4 months ago
We’ve added configurable monitoring alerts to the Observability panel in the dashboard.
To start, monitors will send you an email when a threshold is reached.
These alerting thresholds are configurable above or below specified limits for:
CPU
RAM
Disk usage
Network egress
Monitors are very easy to set up. They look like this.
Since you can set alerts to trigger above or below thresholds, there are a lot of different use cases. You might set alerts above a threshold on RAM to avoid surprise bills from a memory leak. Or you might set alerts below a certain CPU threshold to detect that your application has crashed.
If you don’t know where to start, try setting a monitor on Network Egress, which is by far the most common cause of unintended cost overruns for most users. (Remember to always use Private Networking, people!)

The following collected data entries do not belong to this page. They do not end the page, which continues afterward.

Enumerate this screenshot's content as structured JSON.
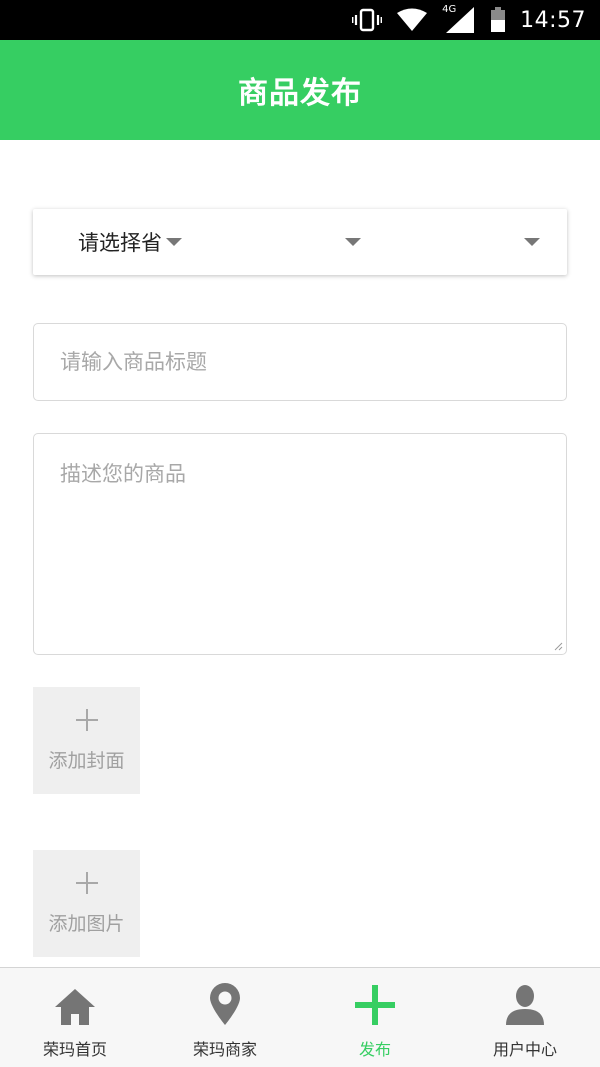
{
  "status_bar": {
    "time": "14:57",
    "network": "4G"
  },
  "header": {
    "title": "商品发布"
  },
  "region": {
    "province_label": "请选择省",
    "city_label": "",
    "district_label": ""
  },
  "form": {
    "title_placeholder": "请输入商品标题",
    "description_placeholder": "描述您的商品",
    "add_cover_label": "添加封面",
    "add_images_label": "添加图片"
  },
  "bottom_nav": {
    "items": [
      {
        "label": "荣玛首页",
        "icon": "home-icon"
      },
      {
        "label": "荣玛商家",
        "icon": "location-pin-icon"
      },
      {
        "label": "发布",
        "icon": "plus-icon",
        "active": true
      },
      {
        "label": "用户中心",
        "icon": "user-icon"
      }
    ]
  },
  "colors": {
    "accent": "#36ce62",
    "nav_icon": "#757575",
    "placeholder": "#a8a8a8"
  }
}
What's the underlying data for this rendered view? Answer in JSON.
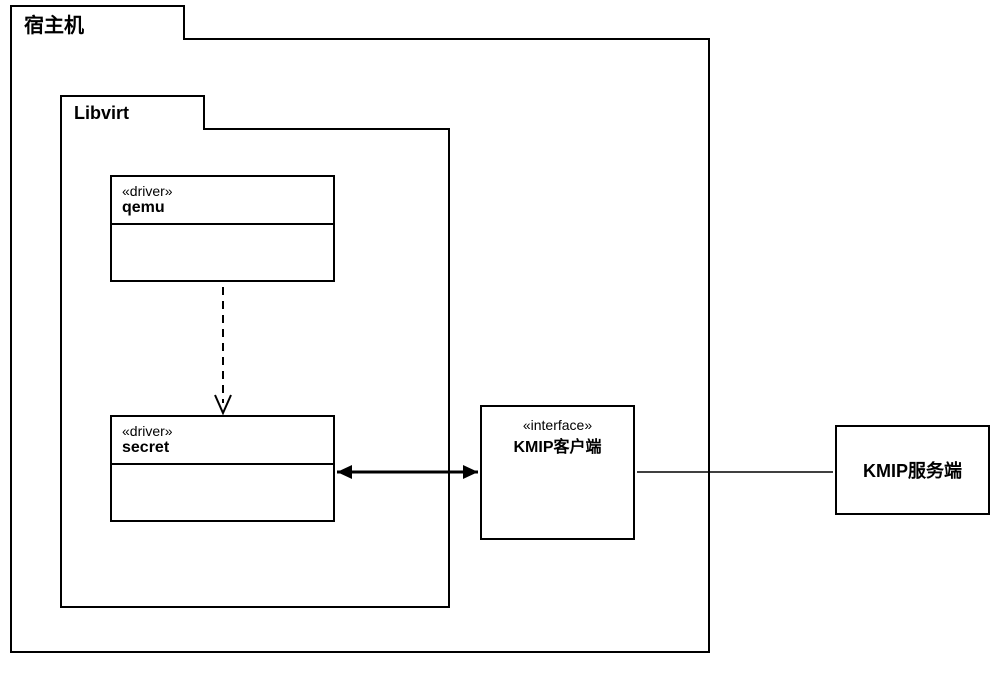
{
  "host": {
    "label": "宿主机"
  },
  "libvirt": {
    "label": "Libvirt"
  },
  "qemu": {
    "stereotype": "«driver»",
    "name": "qemu"
  },
  "secret": {
    "stereotype": "«driver»",
    "name": "secret"
  },
  "kmip_client": {
    "stereotype": "«interface»",
    "name": "KMIP客户端"
  },
  "kmip_server": {
    "name": "KMIP服务端"
  }
}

We hope you like the direction we’re heading here. It makes us sad every time we read about another victim of some obscure pricing accident when using a hyperscale cloud. We’re trying to do the opposite of what they do and make it extraordinarily easy to control your costs under the belief that if we do right by you we’ll win your business over time.
Enjoy!
Attachments
1 Thread mentions this feature
4 Replies
Status changed to Completed chandrika • 4 months ago
4 months ago
This is a great start, but what we really need is alerting based on log output queries. Are you able to confirm if that will ever be supported? As suggested in the past, if the Railway team doesn't want to support that kind of alerting, I think supporting log drains should at least be implemented.
4 months ago
Absolutely need log drains/log based alerting
joeypedicini92
Absolutely need log drains/log based alerting
4 months ago
Could not agree more, so until we have that natively, locomotive + Datadog, Axiom, BetterStack, etc. is an excellent stand-in.
a month ago
Hi there! Thank you for this, I've been testing this out, and it seems to work well as a general alerting if the threshold is reached. I had a few questions about the current implementation, and what's currently possible, as I couldn't find definitive answers on the documentation, or from my testing:
* Is the current alerting a (1) single-breach alert, i.e. as soon as the threshold is ever surpassed at any time, it will trigger the alert, or (2) is the default behaviour doing any sort of smart "windowed aggregation" to reduce noise, (e.g. takes the average over a minute and sees if it surpasses the threshold, sort of like what's outlined here: https://docs.datadoghq.com/monitors/types/metric/). From my testing, it seems like it might be (2), but would appreciate any clarification here.
* If it does (2), how big is the aggregation window?
* Is it possible to tune the monitoring alert such that it only sends the notification for sustained durations? E.g. if the CPU usage is above the threshold for over 5 minutes, only then trigger the alert? I tried looking at the roadmap for alerting, but didn't see anything on this.
My apologies if any of these are on the docs already and I just wasn't able to find them.